Les photographes africains, grands absents des Rencontres d’Arles
Les photographes africains, grands absents des Rencontres d’Arles
Par Roxana Azimi
Le festival français, qui fêtera ses 50 ans en juillet, peine à intégrer durablement la production artistique du continent dans sa programmation.
Un œuvre de la photographe sud-africaine Zanele Muholi exposée à la Biennale de Venise, en Italie, le 8 mai 2019. / TIZIANA FABI / AFP
Les Rencontres d’Arles fêteront en juillet leur demi-centenaire avec pas moins de 50 expositions de photographes. Des historiques, des émergents, des Français, des Britanniques, des Allemands, des Espagnols, des Américains, des Japonais… A ce banquet, il y a toutefois un absent de taille : l’Afrique.

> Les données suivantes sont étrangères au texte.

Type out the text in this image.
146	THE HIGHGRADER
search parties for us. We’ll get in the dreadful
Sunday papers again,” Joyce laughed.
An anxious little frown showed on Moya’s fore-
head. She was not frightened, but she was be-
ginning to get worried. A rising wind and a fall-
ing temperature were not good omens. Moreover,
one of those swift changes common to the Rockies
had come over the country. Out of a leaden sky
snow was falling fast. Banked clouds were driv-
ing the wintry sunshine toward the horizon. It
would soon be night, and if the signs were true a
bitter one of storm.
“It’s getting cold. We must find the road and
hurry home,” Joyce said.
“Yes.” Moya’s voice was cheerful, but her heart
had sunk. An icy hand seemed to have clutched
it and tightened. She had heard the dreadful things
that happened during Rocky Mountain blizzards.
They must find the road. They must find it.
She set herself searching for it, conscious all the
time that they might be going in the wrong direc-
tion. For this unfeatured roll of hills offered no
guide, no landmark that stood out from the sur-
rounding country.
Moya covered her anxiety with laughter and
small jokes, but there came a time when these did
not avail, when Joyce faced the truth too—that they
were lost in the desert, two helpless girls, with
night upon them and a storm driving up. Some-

« Des Noirs en sujets, mais aucun derrière l’objectif, pas même un Gordon Parks [photographe et militant afro-américain] en alibi », s’étonne Anna-Alix Koffi, éditrice de la revue Something We Africans Got, qui rappelle au passage que « la photographie est pourtant le premier médium d’expression artistique en Afrique » et qu’il y a sur le continent « énormément de photographes de qualité ».
L’Afrique compte en effet trois festivals de photo réputés : les Rencontres de Bamako, au Mali, Addis Foto Fest, en Ethiopie, et LagosPhoto, au Nigeria. La Maison européenne de la photographie, à Paris, a d’ailleurs pris la mesure de ce foisonnement et prévoit, d’ici à 2021, des expositions du Marocain Hassan Hajjaj, de la Sud-Africaine Zanele Muholi et du Camerouno-Nigérian Samuel Fosso.
Mépris ou méprise ?
Arles sait pourtant se mettre au diapason de l’Afrique, comme le festival a pu le montrer en 2016. Un hommage au Malien Malick Sidibé, décédé cette année-là, y avait été organisé, de même qu’une exposition intitulée « Swinging Bamako » (sur le groupe de musique Las Maravillas de Mali), mais aussi une présentation par l’artiste éthiopienne Aida Muluneh de l’Ougandaise Sarah Waiswa (laquelle avait décroché dans la foulée le prix Découverte des Rencontres), une monographie de Zanele Muholi et une exposition piquante sur l’influence de Nollywood, la prospère industrie cinématographique nigériane, sur la photographie contemporaine.
Et depuis ? Plus rien ou presque. Comme si l’Afrique ne méritait d’apparaître que de façon saisonnière. Mépris ou méprise ? « Je n’ai pas reçu de projets cette année, je n’en ai peut-être pas non plus cherché car cela ne cadrait pas avec nos thématiques, justifie timidement Sam Stourdzé, patron des Rencontres depuis 2014. On est conscient du dysfonctionnement, qui vaut aussi pour l’Amérique latine, à l’honneur l’an dernier. Notre problème, c’est qu’on n’a pas réussi à identifier sur le continent africain des relais prospectifs. On tourne en vase clos, avec toujours les mêmes personnes. »
« Créer de vrais ponts »
Depuis le lancement, il y a deux ans, des bourses de recherche curatoriales, seuls trois des cent projets reçus ont concerné l’Afrique. « Aucun n’était porté par des Africains, mais par des Européens ou des Américains », précise Sam Stourdzé.
Pour remédier à ce manque et en prévision de la saison culturelle « Afrique 2020 » en France, les Rencontres d’Arles lancent cet été, en partenariat avec l’Institut français, deux nouvelles bourses de recherche curatoriales de 5 000 euros chacune, spécifiquement destinées au continent. « On veut pérenniser ces bourses au-delà de la saison “Afrique 2020”, pendant au moins trois à cinq ans, afin d’éviter que l’Afrique soit présente une année, puis plus du tout l’année suivante, poursuit Sam Stourdzé. On veut créer de vrais ponts, et pas des “one shot” façon carte postale. »
Et de promettre pour 2020 « de gros projets », notamment une programmation commune spectacles vivants et arts plastiques avec le Festival de danse de Marseille, focalisé sur trois villes africaines dont Maputo, au Mozambique. A suivre.